2.1.1.2 Patofisiologi

Karies gigi merupakan hasil interaksi antara bakteri yang menghasilkan

asam, substrat dan host. Bakteri endogen yang sebagian besar Streptococci

Mutans dan Lactobacillus Spp pada biofilm yang menghasilkan asam organik

lemah yang merupakan produk dari fermentasi metabolisme karbohidrat. Asam

ini mengakibatkan pH plak menurun (Selwitz, 2007). Pada pH kritis (5,5),

mineral gigi melepaskan kalsium dan fosfat yang disebut proses demineralisasi,

lalu ion fluoride berperan dalam proses remineralisasi dengan meningkatkan laju

deposisi kalsium dan fosfat yang terkandung dalam saliva, dan akan kembali ke

permukaan enamel untuk mengganti kalsium dan fosfat yang hilang saat terjadi

proses demineralisasi. Apabila proses demineralisasi tidak dihentikan atau tidak

kembali menjadi remineralisasi maka akan terbentuk kavitas (Shafers dkk, 2012;

Kidd, 2005).
5

2.1.1.3 Gambaran Klinis

Tahap awal pembentukan karies tampak adanya white spot-lesions. Lesi

tersebut merupakan indikasi adanya peningkatan porositas enamel sehingga sisa

makanan masuk ke dalam enamel dan dari waktu ke waktu terjadi perubahan

warna menjadi coklat bahkan hitam (Kidd & Fejerskov, 2008).

Gambar 2.2 Lesi karies aktif tanpa kavitas dengan white spot lesion pada daerah

fissure (Kidd & Fejerskov, 2008)

Gambar 2.3 Lesi karies aktif dengan kavitas pada daerah fissure (Kidd &

Fejerskov, 2008)
6

2.1.1.4 Perawatan

Perawatan karies dapat berupa tindakan preventif dan kuratif. Tindakan

preventif yang dapat dilakukan yaitu, menyikat gigi dan pemakaian fluoride,

fissure sealant, dan diet makanan (Welbury dkk, 2012).

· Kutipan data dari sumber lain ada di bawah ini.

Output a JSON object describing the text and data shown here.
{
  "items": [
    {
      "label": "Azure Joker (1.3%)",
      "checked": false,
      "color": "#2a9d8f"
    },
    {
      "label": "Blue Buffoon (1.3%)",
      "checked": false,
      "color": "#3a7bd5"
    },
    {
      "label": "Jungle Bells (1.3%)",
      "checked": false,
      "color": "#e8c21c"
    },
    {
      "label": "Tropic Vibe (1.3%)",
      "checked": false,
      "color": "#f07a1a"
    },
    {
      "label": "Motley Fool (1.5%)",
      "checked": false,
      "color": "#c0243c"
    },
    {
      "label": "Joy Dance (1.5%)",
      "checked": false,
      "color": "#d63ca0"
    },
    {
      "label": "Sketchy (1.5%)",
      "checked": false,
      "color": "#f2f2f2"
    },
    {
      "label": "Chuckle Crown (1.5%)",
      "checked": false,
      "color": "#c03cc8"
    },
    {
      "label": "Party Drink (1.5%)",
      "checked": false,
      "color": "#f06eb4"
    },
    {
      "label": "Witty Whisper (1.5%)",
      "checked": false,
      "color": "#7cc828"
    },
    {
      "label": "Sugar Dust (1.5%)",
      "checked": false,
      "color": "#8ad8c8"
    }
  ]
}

2.1.1.4.1 Menyikat gigi dan pemakaian fluoride

Orang tua disarankan untuk mulai menyikat gigi anaknya dengan

pasta gigi berfluoride segera setelah gigi pertama erupsi yaitu usia 6 bulan dan

sebaiknya menggunakan pasta gigi yang mengandung 1000ppm fluoride agar

resiko berkembangnya karies dapat menurun (Welbury dkk, 2012).

2.1.1.4.2 Fissure sealant

Fissure sealant diaplikasikan pada daerah pit dan fissure yang dalam

pada daerah oklusal untuk mencegah terjadinya karies (Welbury dkk, 2012).

Molar pertama permanen pada anak usia 6-8 tahun dan molar kedua permanen

usia 11-12 tahun memiliki prioritas tertinggi dalam pemberian fissure sealant

(Angela, 2005).

2.1.1.4.3 Diet makanan

Tindakan pencegahan karies dengan mengurangi konsumsi dan

mengendalikan frekuensi asupan gula yang tinggi. Hal ini dapat dilakukan

dengan makan makanan yang cukup jumlah protein dan fosfat sehingga dapat

menambah sifat basa dari saliva, memperbanyak makan sayuran dan buah-

buahan yang berserat dan berair yang bersifat membersihkan dan merangsang

sekresi saliva, menghindari makanan yang manis dan lengket serta membatasi

jumlah makan serta menekan keinginan untuk makan di antara jam makan.
7

Bahan pengganti gula juga dianjurkan seperti xylitol dan sorbitol yang memiliki

kalori yang sama dengan glukosa dan sukrosa. Xylitol dan sorbitol mempunyai

efek menstimulasi daya alir saliva dan menurunkan kolonisasi dari S. Mutans

karena xylitol tidak dapat dimetabolisme oleh bakteri dalam pembentukan asam

dan mempunyai efek anti bakteri (Angela, 2005).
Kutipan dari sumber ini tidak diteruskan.